The EDSS/Models-3 I/O API
Carlie J. Coats, Jr., Ph.D.
NOTES:
- The Models-3 I/O API is not a data format !!
- I/O API files are not synonymous with
netCDF files !!
Instead, netCDF is one of four distinct lower layers on
which the data and metadata structures for I/O API files are
currently available; additional lower layers may very well be
incorporated at various times in the future (Does anyone want
to fund development of an MPI 2 lower layer? -- Contact the
author!)
Abstract
The Models-3/EDSS Input/Output Applications Programming Interface
(I/O API) provides the environmental model developer with an
easy-to-learn, easy-to-use programming library for data
storage and access, available from both Fortran and C. The
same routines can be used for both file storage (using netCDF files)
and model coupling (using PVM mailboxes). It is the standard data
access library for both the NCSC/CMAS's EDSS project and EPA's
Models-3. There is a external-package wrapper for the I/O API
in the Weather Research
and Forecasting Model [WRF], which optionally uses I/O API
coupling mode to couple WRF-Chem with SMOKE.
The I/O API provides a variety of data structure types for
organizing the data, and a set of access routines which offer
selective direct access to the data in terms meaningful to the
modeler. For example,
Read layer 1 of variable 'OZONE' from 'CONCFILE' for
5:00 PM GMT on July 19, 1988 and put the result
into array A.
is a direct English translation of a typical I/O API READ3() call.
"Selective direct access" means that this READ3 call retrieves exactly
this ozone data immediately.
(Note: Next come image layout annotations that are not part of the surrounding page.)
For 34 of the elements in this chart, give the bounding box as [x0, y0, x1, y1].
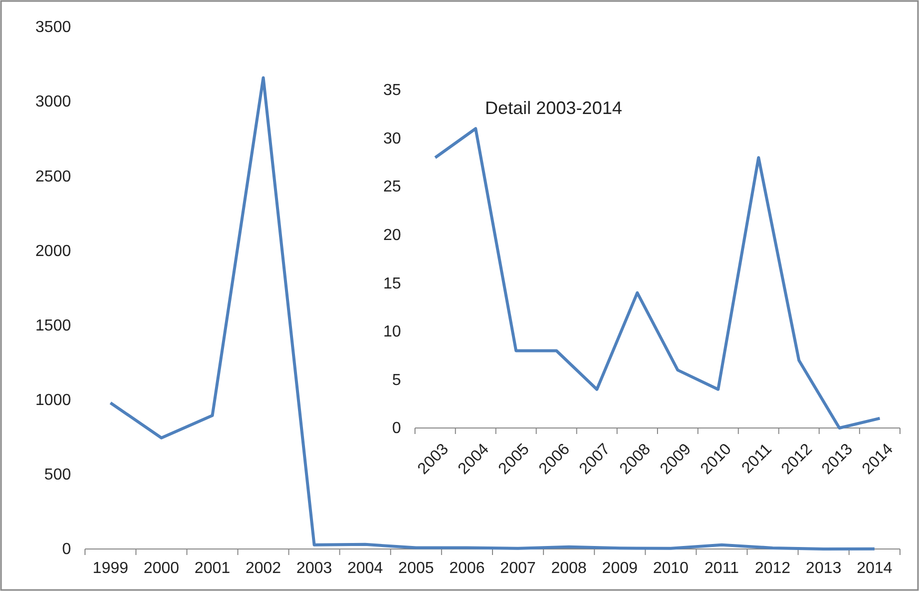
- y-tick-label: 0: [392, 420, 402, 438]
- x-tick-label: 2005: [398, 560, 434, 577]
- x-tick-label: 2004: [347, 560, 384, 577]
- x-tick-label: 2012: [754, 560, 791, 577]
- y-tick-label: 25: [383, 178, 402, 196]
- y-tick-label: 2500: [35, 168, 72, 186]
- x-tick-label: 2009: [602, 560, 638, 577]
- x-tick-label: 2007: [500, 560, 536, 577]
- y-tick-label: 20: [383, 226, 402, 244]
- x-tick-label: 2002: [245, 560, 282, 577]
- y-tick-label: 1500: [35, 317, 72, 334]
- line-series: [434, 127, 882, 430]
- y-tick-label: 3500: [35, 19, 72, 36]
- x-tick-label: 2001: [194, 560, 230, 577]
- x-tick-label: 2013: [806, 560, 842, 577]
- y-tick-label: 500: [44, 466, 72, 484]
- x-tick-label: 2006: [449, 560, 485, 577]
- y-tick-label: 0: [62, 541, 72, 558]
- x-tick-label: 1999: [92, 560, 128, 577]
- y-tick-label: 3000: [35, 94, 72, 111]
- y-tick-label: 30: [383, 130, 402, 148]
- y-tick-label: 10: [383, 324, 402, 341]
- x-tick-label: 2010: [652, 560, 689, 577]
- chart-title: Detail 2003-2014: [485, 98, 622, 118]
- y-tick-label: 15: [383, 275, 402, 292]
- y-tick-label: 5: [392, 372, 402, 389]
- x-tick-label: 2011: [704, 560, 740, 577]
- y-tick-label: 35: [383, 82, 402, 100]
- y-tick-label: 1000: [35, 392, 72, 409]
- x-tick-label: 2000: [144, 560, 180, 577]
- x-tick-label: 2008: [551, 560, 587, 577]
- x-tick-label: 2014: [856, 560, 892, 577]
- x-tick-label: 2003: [296, 560, 332, 577]
- y-tick-label: 2000: [35, 242, 72, 260]
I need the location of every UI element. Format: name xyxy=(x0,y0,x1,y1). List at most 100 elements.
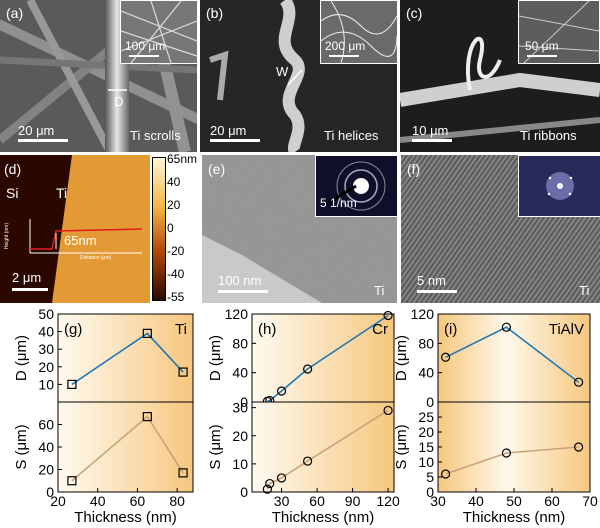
plot-background xyxy=(251,401,395,493)
inset-image: 50 μm xyxy=(518,0,600,64)
y-tick-label: 40 xyxy=(38,439,54,455)
height-profile-inset xyxy=(29,219,143,254)
data-point xyxy=(303,364,313,374)
panel-label: (a) xyxy=(6,5,24,21)
series-line xyxy=(71,415,184,482)
plot-background xyxy=(437,401,591,493)
material-label: Ti ribbons xyxy=(520,128,577,143)
material-label: Ti xyxy=(374,283,385,298)
x-tick-label: 60 xyxy=(544,493,560,509)
fft-inset xyxy=(518,155,600,217)
dimension-label: W xyxy=(276,64,289,79)
series-line xyxy=(445,326,580,383)
y-tick-label: 120 xyxy=(225,306,249,322)
data-point xyxy=(573,377,584,387)
data-point xyxy=(67,379,77,390)
step-label: 65nm xyxy=(64,233,97,248)
scale-label: 10 μm xyxy=(412,123,449,138)
data-point xyxy=(501,322,511,332)
inset-scale-label: 200 μm xyxy=(325,39,366,53)
material-label: Ti xyxy=(175,321,187,338)
colorbar-tick-label: 0 xyxy=(167,221,174,235)
data-point xyxy=(276,386,287,396)
series-line xyxy=(445,446,579,475)
data-point xyxy=(142,328,152,338)
y-tick-label: 10 xyxy=(418,454,434,470)
x-tick-label: 40 xyxy=(468,493,484,509)
y-tick-label: 10 xyxy=(38,376,54,392)
series-line xyxy=(71,332,184,386)
y-tick-label: 30 xyxy=(232,400,248,416)
data-point xyxy=(178,367,188,377)
inset-xlabel: Distance (μm) xyxy=(80,255,112,261)
scale-bar xyxy=(218,290,268,293)
y-tick-label: 0 xyxy=(426,484,434,500)
y-tick-label: 10 xyxy=(232,456,248,472)
colorbar-tick-label: 65nm xyxy=(167,152,198,166)
inset-scale-label: 50 μm xyxy=(525,39,559,53)
data-point xyxy=(383,310,393,321)
colorbar-labels: 65nm 40 20 0 -20 -40 -55 xyxy=(167,152,203,304)
colorbar-tick-label: -20 xyxy=(167,244,185,258)
y-tick-label: 20 xyxy=(418,424,434,440)
panel-b-sem: (b) 200 μm W 20 μm Ti helices xyxy=(200,0,397,152)
scale-bar xyxy=(210,139,260,142)
inset-ylabel: Height (nm) xyxy=(4,223,10,250)
material-label: Ti scrolls xyxy=(130,128,181,143)
x-tick-label: 30 xyxy=(430,493,446,509)
panel-label: (b) xyxy=(206,5,224,21)
material-label: Cr xyxy=(372,321,388,338)
y-tick-label: 0 xyxy=(426,394,434,410)
plot-background xyxy=(57,401,194,493)
material-label: TiAlV xyxy=(549,321,584,338)
plot-background xyxy=(437,313,591,403)
x-tick-label: 40 xyxy=(90,493,106,509)
ti-label: Ti xyxy=(56,185,68,201)
x-tick-label: 20 xyxy=(50,493,66,509)
scale-bar xyxy=(412,139,452,142)
y-tick-label: 15 xyxy=(418,439,434,455)
diffraction-inset: 5 1/nm xyxy=(315,155,397,217)
y-tick-label: 60 xyxy=(38,417,54,433)
data-point xyxy=(142,412,152,422)
y-axis-label: D (μm) xyxy=(13,335,30,381)
panel-e-tem: (e) 5 1/nm 100 nm Ti xyxy=(202,155,397,303)
x-axis-label: Thickness (nm) xyxy=(74,509,177,526)
colorbar-tick-label: -55 xyxy=(167,290,185,304)
panel-label: (e) xyxy=(208,161,226,177)
scale-label: 20 μm xyxy=(210,123,247,138)
y-tick-label: 5 xyxy=(426,469,434,485)
panel-c-sem: (c) 50 μm 10 μm Ti ribbons xyxy=(400,0,600,152)
panel-label: (c) xyxy=(406,5,423,21)
inset-scale-bar xyxy=(527,55,557,57)
x-tick-label: 60 xyxy=(130,493,146,509)
data-point xyxy=(441,469,451,479)
y-tick-label: 25 xyxy=(418,409,434,425)
scale-label: 100 nm xyxy=(218,273,262,288)
colorbar-tick-label: -40 xyxy=(167,267,185,281)
colorbar-tick-label: 20 xyxy=(167,198,181,212)
data-point xyxy=(178,468,188,478)
scale-label: 2 μm xyxy=(12,270,42,285)
si-label: Si xyxy=(6,185,19,201)
y-tick-label: 0 xyxy=(240,394,248,410)
panel-d-afm: (d) Si Ti Height (nm) Distance (μm) 65nm… xyxy=(0,155,150,303)
x-tick-label: 80 xyxy=(169,493,185,509)
scale-label: 5 nm xyxy=(417,273,446,288)
y-tick-label: 30 xyxy=(38,341,54,357)
y-tick-label: 20 xyxy=(38,359,54,375)
scale-label: 20 μm xyxy=(18,123,55,138)
panel-f-hrtem: (f) 5 nm Ti xyxy=(401,155,600,303)
x-tick-label: 50 xyxy=(506,493,522,509)
y-axis-label: S (μm) xyxy=(393,424,410,469)
x-tick-label: 30 xyxy=(274,493,290,509)
panel-label: (h) xyxy=(258,321,276,338)
x-tick-label: 60 xyxy=(309,493,325,509)
ti-helices-image xyxy=(200,0,397,152)
y-tick-label: 0 xyxy=(46,484,54,500)
panel-label: (f) xyxy=(407,161,421,177)
y-tick-label: 20 xyxy=(38,462,54,478)
y-axis-label: D (μm) xyxy=(207,335,224,381)
data-point xyxy=(441,352,451,362)
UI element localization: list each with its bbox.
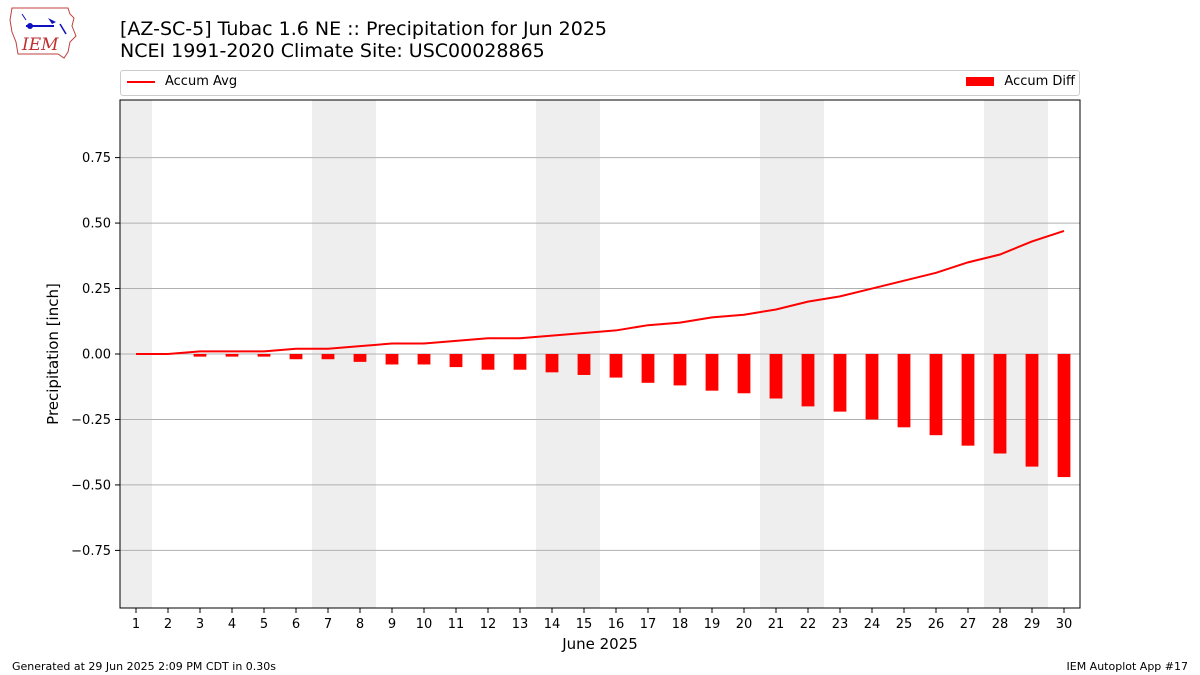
x-tick-label: 2 xyxy=(164,617,172,632)
bar-accum-diff-day-21 xyxy=(769,354,783,399)
accum-diff-bars xyxy=(193,354,1071,478)
iem-logo: IEM xyxy=(8,6,80,60)
x-tick-label: 25 xyxy=(896,617,913,632)
footer-generated: Generated at 29 Jun 2025 2:09 PM CDT in … xyxy=(12,660,277,673)
x-tick-label: 29 xyxy=(1024,617,1041,632)
bar-accum-diff-day-22 xyxy=(801,354,815,407)
x-tick-label: 10 xyxy=(416,617,433,632)
bar-accum-diff-day-30 xyxy=(1057,354,1071,478)
x-tick-label: 30 xyxy=(1056,617,1073,632)
y-tick-label: 0.00 xyxy=(82,348,111,363)
x-tick-label: 19 xyxy=(704,617,721,632)
bar-accum-diff-day-13 xyxy=(513,354,527,370)
y-tick-label: 0.25 xyxy=(82,282,111,297)
bar-accum-diff-day-27 xyxy=(961,354,975,446)
legend-bar-swatch xyxy=(966,77,995,86)
bar-accum-diff-day-8 xyxy=(353,354,367,362)
y-tick-label: −0.75 xyxy=(71,544,111,559)
bar-accum-diff-day-20 xyxy=(737,354,751,394)
x-tick-label: 28 xyxy=(992,617,1009,632)
y-axis-label: Precipitation [inch] xyxy=(44,283,62,425)
y-tick-label: −0.50 xyxy=(71,478,111,493)
chart-subtitle: NCEI 1991-2020 Climate Site: USC00028865 xyxy=(120,40,545,62)
bar-accum-diff-day-12 xyxy=(481,354,495,370)
bar-accum-diff-day-28 xyxy=(993,354,1007,454)
footer-app: IEM Autoplot App #17 xyxy=(1066,660,1189,673)
bar-accum-diff-day-26 xyxy=(929,354,943,436)
x-tick-label: 8 xyxy=(356,617,364,632)
legend-item-accum-avg: Accum Avg xyxy=(127,74,237,89)
x-tick-label: 1 xyxy=(132,617,140,632)
bar-accum-diff-day-17 xyxy=(641,354,655,383)
bar-accum-diff-day-18 xyxy=(673,354,687,386)
bar-accum-diff-day-23 xyxy=(833,354,847,412)
x-tick-label: 15 xyxy=(576,617,593,632)
x-tick-label: 16 xyxy=(608,617,625,632)
x-tick-label: 12 xyxy=(480,617,497,632)
x-tick-label: 20 xyxy=(736,617,753,632)
x-tick-label: 24 xyxy=(864,617,881,632)
legend-label-accum-avg: Accum Avg xyxy=(165,74,238,89)
gridlines xyxy=(120,157,1080,551)
x-tick-label: 26 xyxy=(928,617,945,632)
logo-text: IEM xyxy=(21,35,59,55)
y-tick-label: 0.75 xyxy=(82,151,111,166)
bar-accum-diff-day-6 xyxy=(289,354,303,360)
bar-accum-diff-day-11 xyxy=(449,354,463,368)
accum-avg-line-group xyxy=(136,229,1065,355)
x-tick-label: 22 xyxy=(800,617,817,632)
bar-accum-diff-day-10 xyxy=(417,354,431,365)
x-tick-label: 11 xyxy=(448,617,465,632)
x-tick-label: 27 xyxy=(960,617,977,632)
legend: Accum Avg Accum Diff xyxy=(120,70,1080,96)
bar-accum-diff-day-15 xyxy=(577,354,591,375)
y-axis-ticks: −0.75 −0.50 −0.25 0.00 0.25 0.50 0.75 xyxy=(71,151,120,559)
x-tick-label: 6 xyxy=(292,617,300,632)
x-tick-label: 18 xyxy=(672,617,689,632)
bar-accum-diff-day-14 xyxy=(545,354,559,373)
x-tick-label: 3 xyxy=(196,617,204,632)
x-tick-label: 13 xyxy=(512,617,529,632)
x-axis-label: June 2025 xyxy=(561,635,638,653)
bar-accum-diff-day-24 xyxy=(865,354,879,420)
legend-item-accum-diff: Accum Diff xyxy=(966,74,1075,89)
bar-accum-diff-day-25 xyxy=(897,354,911,428)
x-tick-label: 7 xyxy=(324,617,332,632)
bar-accum-diff-day-3 xyxy=(193,354,207,357)
legend-line-swatch xyxy=(127,80,155,83)
x-tick-label: 17 xyxy=(640,617,657,632)
x-tick-label: 4 xyxy=(228,617,236,632)
bar-accum-diff-day-5 xyxy=(257,354,271,357)
chart-title: [AZ-SC-5] Tubac 1.6 NE :: Precipitation … xyxy=(120,18,608,40)
bar-accum-diff-day-19 xyxy=(705,354,719,391)
y-tick-label: −0.25 xyxy=(71,413,111,428)
legend-label-accum-diff: Accum Diff xyxy=(1004,74,1075,89)
bar-accum-diff-day-16 xyxy=(609,354,623,378)
bar-accum-diff-day-4 xyxy=(225,354,239,357)
x-tick-label: 5 xyxy=(260,617,268,632)
x-tick-label: 23 xyxy=(832,617,849,632)
bar-accum-diff-day-29 xyxy=(1025,354,1039,467)
weekend-shading xyxy=(120,100,1048,608)
accum-avg-line xyxy=(136,229,1065,355)
y-tick-label: 0.50 xyxy=(82,217,111,232)
x-tick-label: 9 xyxy=(388,617,396,632)
x-axis-ticks: 1 2 3 4 5 6 7 8 9 10 11 12 13 14 15 16 17 18 19 20 21 22 23 24 2… xyxy=(132,608,1072,632)
bar-accum-diff-day-9 xyxy=(385,354,399,365)
bar-accum-diff-day-7 xyxy=(321,354,335,360)
x-tick-label: 14 xyxy=(544,617,561,632)
x-tick-label: 21 xyxy=(768,617,785,632)
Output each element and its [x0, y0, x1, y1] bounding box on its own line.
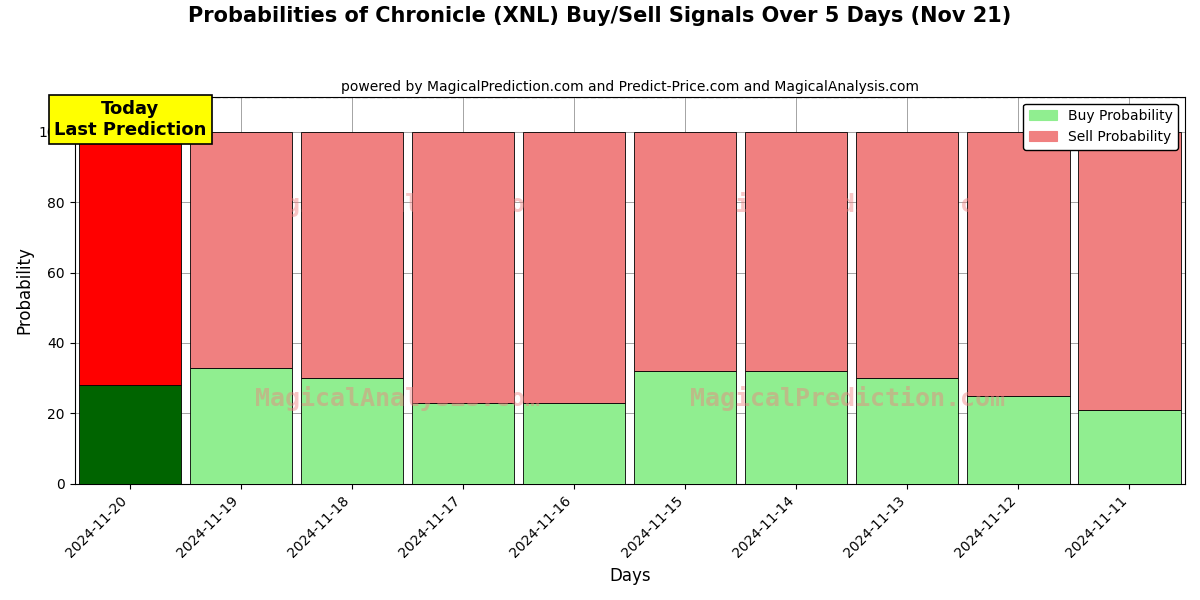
Bar: [190, 132, 293, 368]
Text: MagicalAnalysis.com          MagicalPrediction.com: MagicalAnalysis.com MagicalPrediction.co…: [254, 193, 1004, 217]
Bar: [523, 403, 625, 484]
Bar: [190, 368, 293, 484]
Legend: Buy Probability, Sell Probability: Buy Probability, Sell Probability: [1024, 103, 1178, 149]
Bar: [301, 132, 403, 378]
Bar: [967, 132, 1069, 396]
X-axis label: Days: Days: [610, 567, 650, 585]
Bar: [745, 371, 847, 484]
Bar: [412, 403, 515, 484]
Bar: [1079, 132, 1181, 410]
Y-axis label: Probability: Probability: [16, 246, 34, 334]
Text: MagicalAnalysis.com          MagicalPrediction.com: MagicalAnalysis.com MagicalPrediction.co…: [254, 386, 1004, 411]
Bar: [635, 132, 737, 371]
Bar: [1079, 410, 1181, 484]
Bar: [745, 132, 847, 371]
Bar: [635, 371, 737, 484]
Bar: [79, 385, 181, 484]
Bar: [857, 378, 959, 484]
Text: Today
Last Prediction: Today Last Prediction: [54, 100, 206, 139]
Bar: [523, 132, 625, 403]
Bar: [857, 132, 959, 378]
Title: powered by MagicalPrediction.com and Predict-Price.com and MagicalAnalysis.com: powered by MagicalPrediction.com and Pre…: [341, 80, 919, 94]
Bar: [967, 396, 1069, 484]
Text: Probabilities of Chronicle (XNL) Buy/Sell Signals Over 5 Days (Nov 21): Probabilities of Chronicle (XNL) Buy/Sel…: [188, 6, 1012, 26]
Bar: [79, 132, 181, 385]
Bar: [412, 132, 515, 403]
Bar: [301, 378, 403, 484]
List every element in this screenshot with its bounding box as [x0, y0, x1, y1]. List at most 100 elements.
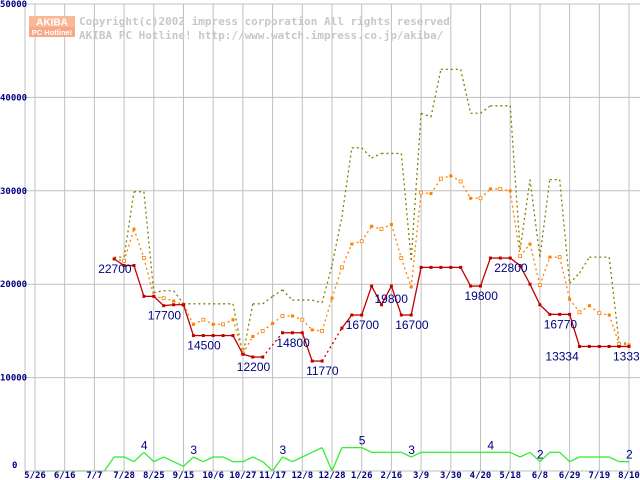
series-segment	[568, 314, 581, 347]
data-point	[409, 285, 413, 289]
series-segment	[143, 191, 155, 293]
series-segment	[242, 353, 253, 358]
data-point	[251, 335, 255, 339]
series-segment	[371, 285, 383, 306]
price-label: 17700	[148, 309, 182, 323]
data-point	[379, 227, 384, 231]
y-tick-label: 20000	[0, 280, 27, 290]
data-point	[538, 303, 542, 307]
y-tick-label: 10000	[0, 374, 27, 384]
series-min	[112, 256, 631, 363]
series-segment	[133, 451, 145, 463]
data-point	[607, 313, 611, 317]
data-point	[429, 192, 433, 196]
series-segment	[153, 295, 165, 307]
series-segment	[569, 272, 580, 284]
data-point	[330, 296, 334, 300]
data-point	[340, 326, 344, 330]
data-point	[587, 344, 591, 348]
data-point	[182, 303, 185, 307]
data-point	[350, 242, 354, 246]
series-segment	[123, 456, 135, 463]
series-segment	[153, 290, 164, 294]
data-point	[380, 303, 383, 307]
series-segment	[351, 240, 362, 245]
x-tick-label: 5/26	[24, 471, 46, 480]
series-segment	[460, 267, 472, 287]
price-label: 12200	[237, 360, 271, 374]
count-label: 3	[280, 443, 287, 457]
series-segment	[400, 153, 412, 260]
series-segment	[390, 224, 402, 259]
series-segment	[361, 447, 372, 453]
series-segment	[103, 456, 115, 472]
series-segment	[301, 319, 313, 331]
price-label: 14500	[187, 339, 221, 353]
series-segment	[460, 69, 472, 114]
x-tick-label: 12/8	[291, 471, 313, 480]
data-point	[280, 314, 285, 318]
series-segment	[509, 257, 521, 267]
series-segment	[480, 188, 491, 199]
logo-top-box	[29, 16, 75, 27]
data-point	[469, 196, 473, 200]
x-tick-label: 7/7	[86, 471, 102, 480]
series-segment	[321, 298, 333, 332]
series-segment	[539, 256, 551, 286]
series-segment	[410, 192, 422, 288]
data-point	[360, 313, 364, 317]
x-tick-label: 10/27	[229, 471, 256, 480]
data-point	[161, 296, 166, 301]
data-point	[498, 256, 502, 260]
series-segment	[123, 191, 135, 258]
series-segment	[529, 283, 541, 306]
data-point	[488, 187, 492, 191]
labels-layer: 22700 17700 14500 12200 14800 11770 16700 19800…	[98, 261, 640, 462]
data-point	[449, 265, 453, 269]
data-point	[290, 331, 294, 335]
series-segment	[262, 461, 274, 472]
y-tick-label: 0	[12, 461, 17, 471]
logo-bottom-box	[29, 27, 75, 37]
series-segment	[182, 304, 194, 325]
price-label: 14800	[276, 336, 310, 350]
series-segment	[578, 256, 590, 274]
series-segment	[173, 461, 184, 467]
data-point	[310, 328, 314, 332]
x-tick-label: 1/26	[351, 471, 373, 480]
series-segment	[410, 113, 422, 260]
count-label: 3	[190, 443, 197, 457]
data-point	[518, 254, 522, 259]
x-tick-label: 6/16	[54, 471, 76, 480]
series-segment	[410, 451, 422, 458]
x-tick-label: 7/28	[113, 471, 135, 480]
series-segment	[182, 304, 195, 336]
price-label: 13334	[545, 349, 579, 363]
x-tick-label: 6/8	[532, 471, 548, 480]
series-segment	[163, 456, 174, 463]
data-point	[429, 265, 433, 269]
y-tick-label: 40000	[0, 93, 27, 103]
data-point	[310, 359, 314, 363]
series-segment	[222, 456, 234, 463]
series-segment	[262, 332, 284, 358]
count-label: 5	[359, 434, 366, 448]
series-segment	[509, 105, 521, 250]
series-segment	[450, 175, 462, 183]
data-point	[132, 264, 136, 268]
series-segment	[312, 299, 323, 304]
data-point	[419, 265, 423, 269]
series-segment	[430, 178, 442, 194]
series-segment	[232, 303, 244, 356]
logo-top-text: AKIBA	[36, 18, 68, 29]
series-segment	[420, 112, 432, 118]
series-segment	[292, 456, 303, 463]
x-tick-label: 5/18	[499, 471, 521, 480]
count-label: 4	[487, 438, 494, 452]
data-point	[409, 313, 413, 317]
copyright-text: Copyright(c)2002 impress corporation All…	[79, 15, 450, 28]
price-label: 11770	[306, 364, 339, 378]
data-point	[112, 257, 116, 261]
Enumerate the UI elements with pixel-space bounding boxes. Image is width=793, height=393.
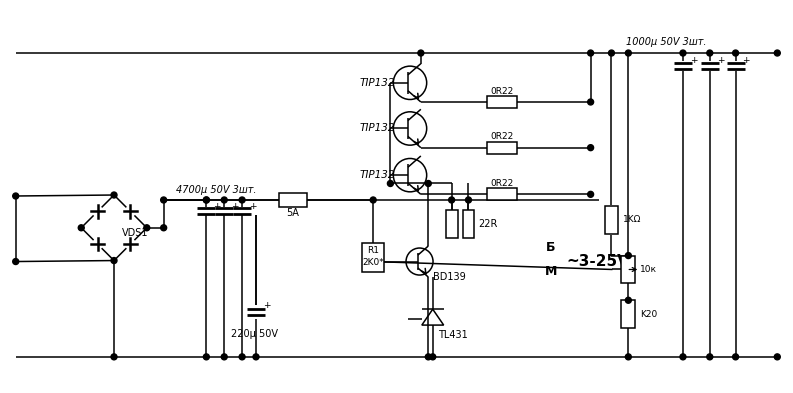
Text: ~3-25V: ~3-25V [567,254,630,269]
Circle shape [626,253,631,259]
Text: 2K0*: 2K0* [362,258,384,267]
Bar [622,300,635,328]
Circle shape [626,297,631,303]
Circle shape [221,197,228,203]
Text: TL431: TL431 [438,330,467,340]
Circle shape [588,145,594,151]
Text: +: + [690,57,697,66]
Circle shape [203,197,209,203]
Circle shape [588,99,594,105]
Bar [446,210,458,238]
Circle shape [707,354,713,360]
Text: +: + [742,57,750,66]
Circle shape [626,354,631,360]
Circle shape [733,354,738,360]
Text: R1: R1 [367,246,379,255]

It does not have to read through previous
hours of data, nor whatever other variables (such as NOX or PAN) are
in the file. Data can be read or written in any order (or not at all).
This characteristic provides the following advantages:
- performance: visualization and analysis
programs looking at selected parts of the data don't need
to read unrequested data from the files.
- modularity: Data can be read or written
in any order (or not at all). The same input files serve
both MAQSIP engineering models and full-chemistry
models -- the former reading just a few of the variables
from the files, the latter reading most of them.
The modular-model structure used for MAQSIP and Models-3
depends upon this.
- robustness: data are "tagged" by name,
date, and time; miscounted record-numbers don't scramble
temperatures with pressures, for example.
I/O API files also have the following characteristics
- They are machine-independent and
network-transparent, except for the NCEP native-binary
mode. Files created on a Cray can be read on a desktop
workstation (or vice versa) either via NFS mounting or
FTP, with no further translation necessary.
- They are self-describing -- that is, they
contain headers which provide a complete set of information
necessary to use and interpret the data they contain.
- The API provides automated built-in mechanisms to support
production application requirements for
histories and audit trails:
- ID of the program execution which produced the
file
- Description of the study scenario in which
the file was generated
- They support a variety of data types used in
the environmental sciences, among them
- gridded (e.g., concentration fields or
meteorology-model temperatures)
- grid-boundary (for air quality model
boundary conditions)
- scattered (e.g., meteorology
observations or source level emissions)
- sparse matrix (as used in the
SMOKE
emissions model)
- They support three different time step
structures:
- time-stepped (with regular time-steps) like
hourly model-output concentration fields or
twice-daily upper air meteorology observation
profiles, or
- time-independent like terrain height.
- restart, which maintains
"even" and "odd"
time step records, so that restart data
does not consume an inordinate amount of
disk space
The I/O API also contains an extensive set of utility routines
for manipulating dates and times, performing coordinate conversions,
storing and recalling grid definitions, sparse matrix arithmetic,
etc., as well as a set of data-manipulation and statistical analysis
programs. It has an extensive documentation set, including
Various extensions and research
efforts to the I/O API have been developed or are under
development. Developments include the use of the I/O API
interacting with PVM for model coupling, and adding operations to
read or write entire time series (with multiple time steps) as
single operations, and research projects include data-parallel I/O
and a very powerful "geospatial cell complex" data type
with polygonal-cell decompositions that may be both time
independent (as for finite elememt modeling) and time dependent (as
for moving-mesh plume-in-grid modeling).